Precious Resources for the State
The Carolina Mountain Land Conservancy has secured 1,000 acres near the Green River Game Land and Columbus.
Land trusts have been invaluable in protecting open space in North Carolina. A recent acquisition in Polk County suggests they may play an even broader role in forging a better tomorrow.
More than 1,000 acres between the Green River Game Land and the town of Columbus has been purchased for $2.375 million by the Hendersonville-based Carolina Mountain Land Conservancy. A major goal is to protect the scenic views, rare plant species and wildlife habitat. Nothing unusual there.
What is unusual is that 30 to 60 acres are to be conveyed to the Housing Assistance Corporation, a nonprofit Hendersonville-based developer of affordable housing. This land could be developed as residential workforce housing intended to help younger families and middle-income workers get a start with homeownership.
Rob Aldrich, director of community conservation for the national Land Trust Alliance based in Washington, D.C., said such projects constitute an up-and-coming trend across the country.

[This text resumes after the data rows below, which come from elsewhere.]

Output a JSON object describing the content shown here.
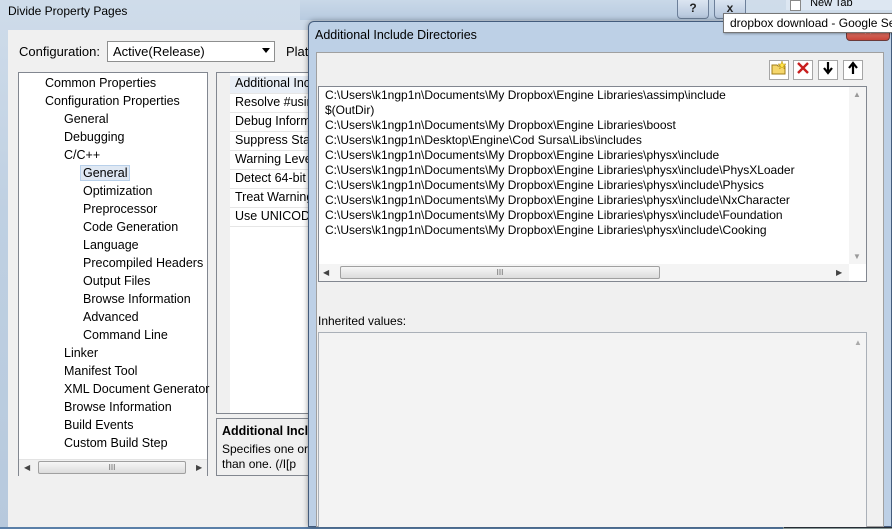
{
  "background_window": {
    "title": "Divide Property Pages",
    "tab_new": "New Tab",
    "btn_help": "?",
    "btn_close": "x",
    "config_label": "Configuration:",
    "config_value": "Active(Release)",
    "platform_label_partial": "Platf"
  },
  "tooltip": "dropbox download - Google Se",
  "tree": {
    "items": [
      {
        "label": "Common Properties"
      },
      {
        "label": "Configuration Properties"
      },
      {
        "label": "General"
      },
      {
        "label": "Debugging"
      },
      {
        "label": "C/C++"
      },
      {
        "label": "General",
        "selected": true
      },
      {
        "label": "Optimization"
      },
      {
        "label": "Preprocessor"
      },
      {
        "label": "Code Generation"
      },
      {
        "label": "Language"
      },
      {
        "label": "Precompiled Headers"
      },
      {
        "label": "Output Files"
      },
      {
        "label": "Browse Information"
      },
      {
        "label": "Advanced"
      },
      {
        "label": "Command Line"
      },
      {
        "label": "Linker"
      },
      {
        "label": "Manifest Tool"
      },
      {
        "label": "XML Document Generator"
      },
      {
        "label": "Browse Information"
      },
      {
        "label": "Build Events"
      },
      {
        "label": "Custom Build Step"
      }
    ],
    "scroll_grip": "III"
  },
  "grid": {
    "rows": [
      "Additional Inc",
      "Resolve #usin",
      "Debug Inform",
      "Suppress Start",
      "Warning Level",
      "Detect 64-bit",
      "Treat Warning",
      "Use UNICODE"
    ]
  },
  "description": {
    "title": "Additional Inclu",
    "line1": "Specifies one or",
    "line2": "than one.    (/I[p"
  },
  "dialog": {
    "title": "Additional Include Directories",
    "close": "✕",
    "max": "□",
    "toolbar": {
      "new_folder_icon": "folder-new-icon",
      "delete_icon": "delete-icon",
      "down_icon": "arrow-down-icon",
      "up_icon": "arrow-up-icon"
    },
    "directories": [
      "C:\\Users\\k1ngp1n\\Documents\\My Dropbox\\Engine Libraries\\assimp\\include",
      "$(OutDir)",
      "C:\\Users\\k1ngp1n\\Documents\\My Dropbox\\Engine Libraries\\boost",
      "C:\\Users\\k1ngp1n\\Desktop\\Engine\\Cod Sursa\\Libs\\includes",
      "C:\\Users\\k1ngp1n\\Documents\\My Dropbox\\Engine Libraries\\physx\\include",
      "C:\\Users\\k1ngp1n\\Documents\\My Dropbox\\Engine Libraries\\physx\\include\\PhysXLoader",
      "C:\\Users\\k1ngp1n\\Documents\\My Dropbox\\Engine Libraries\\physx\\include\\Physics",
      "C:\\Users\\k1ngp1n\\Documents\\My Dropbox\\Engine Libraries\\physx\\include\\NxCharacter",
      "C:\\Users\\k1ngp1n\\Documents\\My Dropbox\\Engine Libraries\\physx\\include\\Foundation",
      "C:\\Users\\k1ngp1n\\Documents\\My Dropbox\\Engine Libraries\\physx\\include\\Cooking"
    ],
    "scroll_grip": "III",
    "inherited_label": "Inherited values:"
  }
}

“Land trusts are becoming more open to inviting the community in and being more responsive to their needs, instead of just what the land trusts want to be done,” Aldrich said. “Saving land is great, but there are other challenges in the community, such as affordable housing and health.”
Affordable housing is one of the great challenges facing our state and our nation. As income inequality grows, and more and more skilled manufacturing jobs are replaced by lower-wage service jobs, the need gets greater. Assistance has proven more effective than mandates in producing affordable units, as shown by groups such as Mountain Housing Opportunities in Asheville.
The Polk County project would provide assistance in two ways. The first is by eliminating the problem of high land costs that often price housing beyond reach of many. The other is by “sweat equity,” with future tenants doing 65 percent of the construction work.
Some numbers make clear the need. About 23 percent of Polk County’s homeowners are cost-burdened, meaning they spend at least 30 percent of their income on housing, according to the Housing Assistance Council. The statistics are more dismal for renters, with 48.6 percent cost-burdened.
The new concept is growing. Discussions are under way in Asheville about formation of a community land trust.
Land conservation will continue to be the primary focus of land trusts. The work they have done thus far is nothing short of remarkable. The number of acres protected passed 30,000 a year ago and still is growing. The beauty that is preserved helps make the mountains a major tourist destination.
But times are changing and land trusts are changing with them. The tools of voluntary acquisition often can get results that attempts at coercion fail to achieve. Since the trusts pay for the land, there is no philosophical opposition from small-government people.
Today’s new issue is affordable housing. Tomorrow, there may be another issue regarding land use, one that is unforeseen today. Whatever that might be, land trusts have shown that they are willing and able to meet new challenges.
Our state is better off for their efforts.